Assistant Professor, Department of Psychology
University of Central Florida
Huy Le is an assistant professor in the Department of Psychology at University of Central Florida. His research interests include personnel selection, cross-cultural issues, psychometrics, and quantitative research methods (meta-analysis, Monte-Carlo simulation). He has published in journals such as Psychological Bulletin, Psychological Methods, Journal of Applied Psychology, Personnel Psychology, Personality and Social Psychology Bulletin, Educational and Psychological Measurement, Organizational Research Methods, Journal of Educational Psychology, International Journal of Selection and Assessment . Huy Le received his undergraduate degree in electrical engineering at Vietnam National University, Vietnam. He has worked for an international trading company for eight years before going back to graduate school. Huy Le received his Ph.D. degree in Human Resource Management at the University of Iowa in 2003. He has recently elected to be a member of the Society for Research Synthesis Methodology. This is an organization that is limited to 65 elected members and is intended to both recognize the accomplishments of productive scholars and provide a forum for exchanges that will advance research synthesis methodology.
Two Biggest Challenges We Have to Overcome
- Outcomes of managerial practices are generally difficult to quantify, not imminent (it takes a long time to see the effects), and perceived as not relevant to organizational bottom-lines (e.g., the improvement of employees' job satisfaction are not seen as directly causing improvement in productivity). In other words, the links between managerial practices and outcomes that are important to organizations are difficult to see. Thus, to overcome such difficulty, I think we need to provide organizations with the types of evidences as in Huselid (1995; The impact of human resource management practices on turnover, productivity, and corporate financial performance. Academy of Management Journal , 38, 635-672 ), or the estimation of economic implications of the utility of personnel section practices (Schmidt, Hunter, & Outerbridbge, 1986, The economic impact of job selection methods on size, productivity, and payroll costs of the federal work force: An empirically based demonstration. Personnel Psychology, 39, 1-29).
- Organizational politics, priorities, pressures from stakeholders, social and political climates: All these factors may influence the types of practices organizations are likely to adopt, notwithstanding all the relevant evidences we can provide. Schmidt (2006, The orphan area for meta-analysis: Personnel selection. The Industrial and Organizational Psychologist, 44 , 25-28) has bemoaned the continuing rejection of one of the most robust evidences we have had in years of research in industrial psychology: use of general mental ability test in personnel selection.

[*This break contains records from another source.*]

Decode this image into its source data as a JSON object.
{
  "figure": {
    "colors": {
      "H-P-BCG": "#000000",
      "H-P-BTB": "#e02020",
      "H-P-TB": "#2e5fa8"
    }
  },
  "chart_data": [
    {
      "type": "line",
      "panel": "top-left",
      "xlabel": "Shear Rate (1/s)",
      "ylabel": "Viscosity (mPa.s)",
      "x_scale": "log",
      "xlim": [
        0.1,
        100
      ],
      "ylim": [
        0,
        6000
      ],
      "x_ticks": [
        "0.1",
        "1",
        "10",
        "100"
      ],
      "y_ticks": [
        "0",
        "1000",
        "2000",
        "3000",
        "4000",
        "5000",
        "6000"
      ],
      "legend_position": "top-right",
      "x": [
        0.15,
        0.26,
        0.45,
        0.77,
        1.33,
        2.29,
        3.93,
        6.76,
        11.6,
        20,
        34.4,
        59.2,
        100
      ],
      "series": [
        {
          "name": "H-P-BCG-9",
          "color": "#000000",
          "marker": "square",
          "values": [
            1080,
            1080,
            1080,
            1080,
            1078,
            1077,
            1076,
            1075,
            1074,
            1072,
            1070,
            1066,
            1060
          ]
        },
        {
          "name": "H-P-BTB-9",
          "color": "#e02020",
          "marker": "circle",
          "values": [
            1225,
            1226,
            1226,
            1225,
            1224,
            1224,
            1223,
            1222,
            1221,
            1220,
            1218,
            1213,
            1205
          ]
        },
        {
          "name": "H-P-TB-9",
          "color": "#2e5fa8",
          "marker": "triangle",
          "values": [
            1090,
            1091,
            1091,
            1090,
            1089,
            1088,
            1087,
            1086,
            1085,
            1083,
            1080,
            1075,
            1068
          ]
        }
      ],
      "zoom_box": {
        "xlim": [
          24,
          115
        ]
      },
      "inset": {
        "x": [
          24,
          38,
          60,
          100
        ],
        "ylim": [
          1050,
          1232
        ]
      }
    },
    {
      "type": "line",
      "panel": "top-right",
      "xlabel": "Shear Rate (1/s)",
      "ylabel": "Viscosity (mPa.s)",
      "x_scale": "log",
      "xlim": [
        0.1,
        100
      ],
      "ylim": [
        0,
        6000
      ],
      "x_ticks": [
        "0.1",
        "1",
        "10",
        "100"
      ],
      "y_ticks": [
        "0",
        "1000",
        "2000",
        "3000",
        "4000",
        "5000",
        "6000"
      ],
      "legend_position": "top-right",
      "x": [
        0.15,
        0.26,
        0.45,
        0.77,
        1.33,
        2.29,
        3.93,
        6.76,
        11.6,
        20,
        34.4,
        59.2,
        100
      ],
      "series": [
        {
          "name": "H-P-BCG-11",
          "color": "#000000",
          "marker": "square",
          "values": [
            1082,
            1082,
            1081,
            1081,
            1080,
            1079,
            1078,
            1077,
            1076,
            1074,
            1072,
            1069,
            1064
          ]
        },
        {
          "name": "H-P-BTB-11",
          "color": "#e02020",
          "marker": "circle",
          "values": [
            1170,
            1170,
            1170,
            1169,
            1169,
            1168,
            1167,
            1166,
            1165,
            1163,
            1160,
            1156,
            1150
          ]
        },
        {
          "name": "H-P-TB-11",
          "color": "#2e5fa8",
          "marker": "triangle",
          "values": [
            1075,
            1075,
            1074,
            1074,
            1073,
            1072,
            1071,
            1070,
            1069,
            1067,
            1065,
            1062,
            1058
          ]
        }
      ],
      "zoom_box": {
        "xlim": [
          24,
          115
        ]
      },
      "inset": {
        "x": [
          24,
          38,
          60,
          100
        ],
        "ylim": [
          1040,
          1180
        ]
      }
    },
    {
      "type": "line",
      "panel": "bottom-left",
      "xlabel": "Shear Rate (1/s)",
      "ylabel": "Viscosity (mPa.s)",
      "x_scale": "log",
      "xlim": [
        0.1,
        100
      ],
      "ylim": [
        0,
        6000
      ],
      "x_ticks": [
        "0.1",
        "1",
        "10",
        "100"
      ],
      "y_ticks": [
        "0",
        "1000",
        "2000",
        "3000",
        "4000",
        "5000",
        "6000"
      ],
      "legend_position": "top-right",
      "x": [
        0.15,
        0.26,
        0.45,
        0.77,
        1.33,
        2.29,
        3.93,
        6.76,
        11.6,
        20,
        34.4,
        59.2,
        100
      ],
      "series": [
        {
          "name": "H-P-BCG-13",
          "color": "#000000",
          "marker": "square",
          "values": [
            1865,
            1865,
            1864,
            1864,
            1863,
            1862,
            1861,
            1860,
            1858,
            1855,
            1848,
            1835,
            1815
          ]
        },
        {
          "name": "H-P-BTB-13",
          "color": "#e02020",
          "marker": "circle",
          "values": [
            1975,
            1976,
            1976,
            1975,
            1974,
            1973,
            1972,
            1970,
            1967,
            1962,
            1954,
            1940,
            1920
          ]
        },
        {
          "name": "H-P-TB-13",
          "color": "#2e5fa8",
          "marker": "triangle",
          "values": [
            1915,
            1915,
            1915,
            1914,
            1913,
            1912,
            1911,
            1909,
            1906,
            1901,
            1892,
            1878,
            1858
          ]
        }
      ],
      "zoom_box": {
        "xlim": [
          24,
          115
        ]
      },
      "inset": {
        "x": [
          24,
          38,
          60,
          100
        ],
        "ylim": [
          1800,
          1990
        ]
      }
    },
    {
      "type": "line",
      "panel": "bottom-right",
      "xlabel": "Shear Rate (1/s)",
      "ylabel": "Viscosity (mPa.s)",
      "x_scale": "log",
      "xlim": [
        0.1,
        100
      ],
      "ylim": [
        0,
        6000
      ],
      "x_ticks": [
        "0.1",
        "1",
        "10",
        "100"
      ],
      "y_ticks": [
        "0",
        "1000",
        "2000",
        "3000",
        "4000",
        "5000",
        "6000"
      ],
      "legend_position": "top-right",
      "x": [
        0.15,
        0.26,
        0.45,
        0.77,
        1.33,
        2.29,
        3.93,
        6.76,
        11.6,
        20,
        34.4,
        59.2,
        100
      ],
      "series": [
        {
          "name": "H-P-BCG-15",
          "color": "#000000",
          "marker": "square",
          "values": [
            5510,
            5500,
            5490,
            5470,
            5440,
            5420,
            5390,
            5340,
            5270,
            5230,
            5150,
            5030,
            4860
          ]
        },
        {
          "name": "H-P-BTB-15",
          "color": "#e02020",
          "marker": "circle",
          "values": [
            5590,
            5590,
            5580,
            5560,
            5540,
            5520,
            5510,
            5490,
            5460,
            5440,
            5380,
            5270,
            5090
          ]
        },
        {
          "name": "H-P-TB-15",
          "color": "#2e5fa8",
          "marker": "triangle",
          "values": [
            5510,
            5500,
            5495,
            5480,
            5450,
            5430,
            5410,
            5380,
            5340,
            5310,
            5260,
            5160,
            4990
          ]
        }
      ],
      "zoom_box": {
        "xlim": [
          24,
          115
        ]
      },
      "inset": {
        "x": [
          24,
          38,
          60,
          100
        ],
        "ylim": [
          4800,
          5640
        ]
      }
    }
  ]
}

Factors in Favor of Our Making Evidence-based Management a Reality
I see many advantages, including the formation of this EBM collaborative, which, as far as I know, is the first systematic endeavor to deal with the problem. However, in order to avoid further echoing others have to say, I'm mentioning just one advantage which is relevant to the areas of my expertise: The developments and continuously refinement of meta-analysis methods. These methodological advancements have contributed to improvement in the accuracy and applications of meta-analysis methods, thereby enabling the increasing acceptance of meta-analytic findings. I think one reason which accounts for the reluctance that organizations have in adopting academic research findings is that research results are often inconsistent, thereby confusing to practitioners and researchers alike. Meta-analyses obviously help address the inconsistencies. Findings from meta-analyses allow researchers to provide “general rules” that are “user-friendly” and therefore easily accepted by organizations. Meta-analysis, being one of the tenets of EBM, has potential in eventually bridging the research-practice gaps.